Revenge a la Porn

Hand Holding Cracked SmartphoneIt appears that a Minnesota criminal statute from the 1890’s is obsolete for certain modern prosecution needs. In this age of smart phones, Minnesota’s criminal defamation law has been ruled overbroad and unconstitutional by the Minnesota Court of Appeals.

The appellant in State v. Turner (A14-1408) had posted sexually explicit solicitation ads of his girlfriend (and her teenage daughter) on Craigslist, which he admitted to doing out of retaliation. When charged with criminal defamation in the District Court of Isanti County, Turner filed a motion to dismiss said charges, asserting that the statute was unconstitutionally overbroad and vague. The Court denied Turner’s motion, and found him guilty of criminal defamation. But the Court of Appeals reversed, holding that the defamation statute was indeed overly broad and vague. So even though it described Turner’s conduct as “reprehensible and defamatory,” the Court did not uphold his conviction.

The Turner decision may be simplified as follows: In Minnesota, “revenge porn” cases are typically charged under criminal defamation statute MN Stat. § 609.765, which was drafted in the 1890’s and last revised in 1963. The problem is that the U.S. Supreme Court decided New York Times Co. v.

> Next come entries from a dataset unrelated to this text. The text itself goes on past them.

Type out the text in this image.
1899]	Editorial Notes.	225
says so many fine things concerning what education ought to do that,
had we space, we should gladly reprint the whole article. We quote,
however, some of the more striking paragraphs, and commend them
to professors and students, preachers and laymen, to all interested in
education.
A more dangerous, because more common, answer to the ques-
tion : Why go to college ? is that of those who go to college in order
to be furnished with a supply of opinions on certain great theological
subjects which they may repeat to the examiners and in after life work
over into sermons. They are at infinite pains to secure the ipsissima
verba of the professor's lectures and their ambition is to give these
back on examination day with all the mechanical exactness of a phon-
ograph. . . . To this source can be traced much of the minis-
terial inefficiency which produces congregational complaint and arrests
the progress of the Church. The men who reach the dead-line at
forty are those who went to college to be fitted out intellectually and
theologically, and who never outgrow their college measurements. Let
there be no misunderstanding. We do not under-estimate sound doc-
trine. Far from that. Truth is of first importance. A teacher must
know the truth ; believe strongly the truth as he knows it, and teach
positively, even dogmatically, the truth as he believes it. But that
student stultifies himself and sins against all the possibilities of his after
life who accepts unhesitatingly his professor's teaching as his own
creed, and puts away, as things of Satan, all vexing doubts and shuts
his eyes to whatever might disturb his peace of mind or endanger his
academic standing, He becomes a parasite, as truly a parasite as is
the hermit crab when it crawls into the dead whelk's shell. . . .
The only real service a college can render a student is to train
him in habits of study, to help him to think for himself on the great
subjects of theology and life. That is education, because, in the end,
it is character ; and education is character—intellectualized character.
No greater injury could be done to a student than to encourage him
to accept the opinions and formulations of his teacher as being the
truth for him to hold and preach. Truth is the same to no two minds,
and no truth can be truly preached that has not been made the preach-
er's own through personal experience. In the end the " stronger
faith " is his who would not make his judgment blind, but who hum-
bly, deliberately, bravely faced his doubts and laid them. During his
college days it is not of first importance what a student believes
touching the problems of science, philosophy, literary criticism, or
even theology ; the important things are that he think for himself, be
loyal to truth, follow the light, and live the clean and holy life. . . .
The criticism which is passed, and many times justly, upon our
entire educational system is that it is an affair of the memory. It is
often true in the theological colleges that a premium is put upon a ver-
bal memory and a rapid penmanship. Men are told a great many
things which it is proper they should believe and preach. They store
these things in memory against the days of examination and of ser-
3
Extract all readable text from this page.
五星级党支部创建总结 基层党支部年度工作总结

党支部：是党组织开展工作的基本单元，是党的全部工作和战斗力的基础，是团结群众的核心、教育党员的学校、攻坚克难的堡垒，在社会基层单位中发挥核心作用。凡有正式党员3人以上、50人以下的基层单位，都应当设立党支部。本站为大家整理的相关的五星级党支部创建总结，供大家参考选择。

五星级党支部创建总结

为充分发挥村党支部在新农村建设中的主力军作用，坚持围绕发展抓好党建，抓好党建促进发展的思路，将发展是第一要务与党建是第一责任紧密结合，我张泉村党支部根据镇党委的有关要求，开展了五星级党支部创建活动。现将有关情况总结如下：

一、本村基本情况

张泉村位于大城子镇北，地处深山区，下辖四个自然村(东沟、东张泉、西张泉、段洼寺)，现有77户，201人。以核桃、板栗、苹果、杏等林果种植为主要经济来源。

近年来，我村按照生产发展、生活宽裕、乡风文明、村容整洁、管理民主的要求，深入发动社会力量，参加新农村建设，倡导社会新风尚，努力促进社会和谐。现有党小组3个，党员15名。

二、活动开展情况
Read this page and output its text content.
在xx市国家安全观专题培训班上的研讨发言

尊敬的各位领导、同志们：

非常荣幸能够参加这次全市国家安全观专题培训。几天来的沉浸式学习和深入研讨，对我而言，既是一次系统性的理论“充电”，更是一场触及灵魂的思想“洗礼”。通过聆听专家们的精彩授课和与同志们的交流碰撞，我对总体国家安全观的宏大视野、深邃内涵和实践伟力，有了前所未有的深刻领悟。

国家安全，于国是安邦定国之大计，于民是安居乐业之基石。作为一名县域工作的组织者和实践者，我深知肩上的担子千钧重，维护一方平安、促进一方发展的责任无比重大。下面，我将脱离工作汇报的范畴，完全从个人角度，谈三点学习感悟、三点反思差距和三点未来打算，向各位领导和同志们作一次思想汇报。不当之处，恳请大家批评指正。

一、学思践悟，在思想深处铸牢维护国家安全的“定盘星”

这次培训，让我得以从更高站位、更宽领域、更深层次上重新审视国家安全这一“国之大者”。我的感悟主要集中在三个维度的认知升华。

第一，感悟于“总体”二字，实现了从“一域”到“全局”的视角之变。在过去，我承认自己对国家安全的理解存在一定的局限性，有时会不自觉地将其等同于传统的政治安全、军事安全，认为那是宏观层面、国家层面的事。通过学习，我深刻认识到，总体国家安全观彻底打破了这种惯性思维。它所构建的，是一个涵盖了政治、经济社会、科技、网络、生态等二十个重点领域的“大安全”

Sullivan in 1964, which established the well-known “actual malice” standard for defamation suits.  That same year, the Supreme Court also established truth as a defamation defense in the case of Garrison v. Louisiana. Now the Turner facts have seemingly little to do with “truth,” and definitely much to do with “malice,” but unfortunately,  MN Stat. § 609.765 was never updated to reflect the standards of these groundbreaking Supreme Court decisions.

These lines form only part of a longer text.